As well as being vomited over by one’s colleagues, the crew would get a face full of flies, especially at low altitude, and be dosed with oil vapour from the engine. The engine oil of the era was castor oil, so there could be unfortunate effects on the digestive system of the crew.

In the book, the author recalls the somewhat bizarre early careers of those who became leaders of the RAF. Trenchard was serving as a Lt Col in the Royal Scots Fusiliers and learnt to fly in his late 30s. Arthur Harris was a bugler in the 1st Rhodesian Regiment and served the first few months of the war in German West Africa. Arthur Tedder was in the colonial civil service in Fiji. Peter Portal started the war as a motorcycle despatch rider. Keith Park was a Kiwi who served in Gallipoli as an NCO. Hugh Dowding was a Scot and had been a captain in the RGA who had learned to fly in 1913 at the age of 31. He transferred to the RFC on the outbreak of WWI.

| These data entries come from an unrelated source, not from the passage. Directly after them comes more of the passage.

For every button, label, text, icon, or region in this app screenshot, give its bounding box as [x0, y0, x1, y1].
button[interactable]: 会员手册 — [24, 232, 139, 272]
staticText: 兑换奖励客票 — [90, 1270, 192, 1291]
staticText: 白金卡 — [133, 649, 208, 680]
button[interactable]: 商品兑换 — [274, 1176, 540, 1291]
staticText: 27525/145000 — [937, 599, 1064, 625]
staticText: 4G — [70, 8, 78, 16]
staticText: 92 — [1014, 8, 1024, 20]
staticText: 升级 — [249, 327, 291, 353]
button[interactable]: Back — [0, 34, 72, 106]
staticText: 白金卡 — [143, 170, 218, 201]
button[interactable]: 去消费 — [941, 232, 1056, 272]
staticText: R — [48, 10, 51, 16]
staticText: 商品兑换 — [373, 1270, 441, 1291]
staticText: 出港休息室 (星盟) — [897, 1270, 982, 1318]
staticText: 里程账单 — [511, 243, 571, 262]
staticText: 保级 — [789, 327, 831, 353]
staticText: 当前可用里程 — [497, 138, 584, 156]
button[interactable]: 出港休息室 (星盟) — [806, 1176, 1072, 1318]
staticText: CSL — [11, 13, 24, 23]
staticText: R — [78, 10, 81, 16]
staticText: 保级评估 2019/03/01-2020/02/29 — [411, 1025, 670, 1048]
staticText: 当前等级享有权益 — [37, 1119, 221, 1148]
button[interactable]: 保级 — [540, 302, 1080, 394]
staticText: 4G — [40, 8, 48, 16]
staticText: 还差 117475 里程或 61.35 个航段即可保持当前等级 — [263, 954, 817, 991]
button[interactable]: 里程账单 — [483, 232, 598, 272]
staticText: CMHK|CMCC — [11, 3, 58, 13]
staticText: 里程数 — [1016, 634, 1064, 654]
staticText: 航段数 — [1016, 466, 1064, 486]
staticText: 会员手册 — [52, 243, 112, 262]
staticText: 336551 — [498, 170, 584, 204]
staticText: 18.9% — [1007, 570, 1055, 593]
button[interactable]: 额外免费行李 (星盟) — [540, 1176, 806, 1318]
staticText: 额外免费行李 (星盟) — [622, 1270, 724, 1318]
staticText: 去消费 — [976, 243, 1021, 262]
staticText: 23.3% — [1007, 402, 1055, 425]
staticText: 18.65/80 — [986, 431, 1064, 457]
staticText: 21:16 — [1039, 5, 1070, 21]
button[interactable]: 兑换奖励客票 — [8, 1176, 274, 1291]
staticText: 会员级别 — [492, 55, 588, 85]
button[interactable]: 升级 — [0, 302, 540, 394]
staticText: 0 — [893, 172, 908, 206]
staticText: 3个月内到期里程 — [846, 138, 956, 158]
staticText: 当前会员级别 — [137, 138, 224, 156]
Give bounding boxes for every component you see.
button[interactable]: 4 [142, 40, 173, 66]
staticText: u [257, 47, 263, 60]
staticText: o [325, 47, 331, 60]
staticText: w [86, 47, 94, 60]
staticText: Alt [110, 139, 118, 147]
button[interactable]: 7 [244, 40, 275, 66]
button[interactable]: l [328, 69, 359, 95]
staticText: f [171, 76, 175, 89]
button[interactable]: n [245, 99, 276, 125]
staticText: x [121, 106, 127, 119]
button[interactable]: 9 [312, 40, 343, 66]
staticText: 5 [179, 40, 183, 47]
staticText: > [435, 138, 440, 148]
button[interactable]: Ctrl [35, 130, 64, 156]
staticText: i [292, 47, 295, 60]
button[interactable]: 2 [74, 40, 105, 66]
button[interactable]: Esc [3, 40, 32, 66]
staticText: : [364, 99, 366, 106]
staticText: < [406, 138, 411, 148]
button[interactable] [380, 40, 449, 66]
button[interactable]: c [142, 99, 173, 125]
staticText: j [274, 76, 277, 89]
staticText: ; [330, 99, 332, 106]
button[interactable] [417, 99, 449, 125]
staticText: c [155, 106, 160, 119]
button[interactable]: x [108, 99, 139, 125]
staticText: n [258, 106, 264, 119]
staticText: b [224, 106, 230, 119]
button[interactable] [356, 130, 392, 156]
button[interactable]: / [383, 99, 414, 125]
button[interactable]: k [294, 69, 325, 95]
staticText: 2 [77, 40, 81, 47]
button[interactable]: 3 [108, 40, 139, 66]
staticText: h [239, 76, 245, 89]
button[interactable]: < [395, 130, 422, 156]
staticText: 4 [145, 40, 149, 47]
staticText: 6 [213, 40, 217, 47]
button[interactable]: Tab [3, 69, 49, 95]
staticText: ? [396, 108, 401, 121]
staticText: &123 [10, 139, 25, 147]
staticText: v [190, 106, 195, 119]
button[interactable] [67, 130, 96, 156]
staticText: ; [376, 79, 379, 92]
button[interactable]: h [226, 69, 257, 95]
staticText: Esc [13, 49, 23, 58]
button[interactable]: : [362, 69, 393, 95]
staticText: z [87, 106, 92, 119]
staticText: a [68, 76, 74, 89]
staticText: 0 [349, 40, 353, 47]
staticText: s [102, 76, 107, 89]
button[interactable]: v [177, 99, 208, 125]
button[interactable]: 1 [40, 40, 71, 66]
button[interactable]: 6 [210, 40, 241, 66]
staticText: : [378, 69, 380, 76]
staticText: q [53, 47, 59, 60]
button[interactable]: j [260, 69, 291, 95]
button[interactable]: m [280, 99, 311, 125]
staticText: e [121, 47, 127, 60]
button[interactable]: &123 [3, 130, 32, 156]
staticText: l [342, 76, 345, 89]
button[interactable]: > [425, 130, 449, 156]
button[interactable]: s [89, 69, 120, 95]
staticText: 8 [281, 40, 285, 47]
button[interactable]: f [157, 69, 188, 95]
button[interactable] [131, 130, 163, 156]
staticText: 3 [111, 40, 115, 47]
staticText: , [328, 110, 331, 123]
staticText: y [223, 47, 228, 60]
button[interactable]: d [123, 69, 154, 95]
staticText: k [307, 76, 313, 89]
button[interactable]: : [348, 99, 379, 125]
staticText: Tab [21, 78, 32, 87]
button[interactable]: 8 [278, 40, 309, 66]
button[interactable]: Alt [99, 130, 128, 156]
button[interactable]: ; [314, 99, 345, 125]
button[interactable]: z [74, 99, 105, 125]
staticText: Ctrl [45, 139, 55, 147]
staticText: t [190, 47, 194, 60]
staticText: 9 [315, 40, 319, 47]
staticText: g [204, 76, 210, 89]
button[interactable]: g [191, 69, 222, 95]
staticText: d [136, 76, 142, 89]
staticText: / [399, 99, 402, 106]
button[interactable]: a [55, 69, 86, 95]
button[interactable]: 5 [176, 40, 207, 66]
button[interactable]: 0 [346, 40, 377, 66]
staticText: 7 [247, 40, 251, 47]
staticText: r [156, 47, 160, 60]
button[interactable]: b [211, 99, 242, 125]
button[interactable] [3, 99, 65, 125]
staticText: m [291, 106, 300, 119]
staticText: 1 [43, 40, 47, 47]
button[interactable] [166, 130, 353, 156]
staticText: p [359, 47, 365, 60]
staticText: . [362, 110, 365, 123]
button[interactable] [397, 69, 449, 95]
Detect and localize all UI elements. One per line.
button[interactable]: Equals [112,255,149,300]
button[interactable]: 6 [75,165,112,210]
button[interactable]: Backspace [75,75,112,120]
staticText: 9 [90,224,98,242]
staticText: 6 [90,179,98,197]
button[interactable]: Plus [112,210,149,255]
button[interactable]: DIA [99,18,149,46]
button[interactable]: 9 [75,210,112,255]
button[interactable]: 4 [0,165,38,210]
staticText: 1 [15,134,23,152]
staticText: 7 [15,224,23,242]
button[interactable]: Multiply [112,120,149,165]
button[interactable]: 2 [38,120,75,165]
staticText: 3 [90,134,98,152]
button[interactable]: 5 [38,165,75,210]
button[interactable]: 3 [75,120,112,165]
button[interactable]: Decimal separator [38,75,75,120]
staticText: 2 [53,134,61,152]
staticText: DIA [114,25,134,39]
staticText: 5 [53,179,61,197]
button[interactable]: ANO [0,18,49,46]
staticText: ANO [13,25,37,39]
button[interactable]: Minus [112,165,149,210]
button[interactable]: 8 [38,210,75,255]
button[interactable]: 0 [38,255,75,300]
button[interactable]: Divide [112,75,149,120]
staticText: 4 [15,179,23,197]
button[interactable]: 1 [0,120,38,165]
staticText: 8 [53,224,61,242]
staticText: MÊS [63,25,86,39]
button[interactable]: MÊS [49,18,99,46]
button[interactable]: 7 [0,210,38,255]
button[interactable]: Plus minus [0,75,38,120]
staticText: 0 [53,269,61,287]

After the end of WWI, Sholto Douglas left the RAF and worked for Handley Page as a test pilot. He was offered a financial job through family contacts by the famous banker JP Morgan but a chance encounter with “Boom” Trenchard saw him return to the RAF in 1920.

An interesting side issue is that Sholto Douglas’ father was Director of the National Gallery in Dublin during WWI, where Sholto Douglas visited him. In the summer of 1917, he was asked to reconnoitre appropriate sites for airfields in Ireland, and claims the credit for the creation of Aldergrove outside Belfast and Baldonnell near Dublin, both still in use today. He recalls landing his plane in Phoenix Park in Dublin outside what is now the president’s residence, as of course there was no airfield yet in use. He recounts that, if he turned up to recce a site by car in his military uniform, the “corner boys” would jeer and throw stones, but if he arrived by plane and landed in a field, everybody was ecstatically happy to see him! Clearly, it pays to arrive in style.

After retiring from the RAF, Sholto Douglas became chairman of British Airways, as we know it today, in 1949. He died in 1969.

This book is out of print, so if you want to read it you will have to track it down in a secondhand bookshop, online or otherwise. It is certainly an interesting account of the WWI era in the air.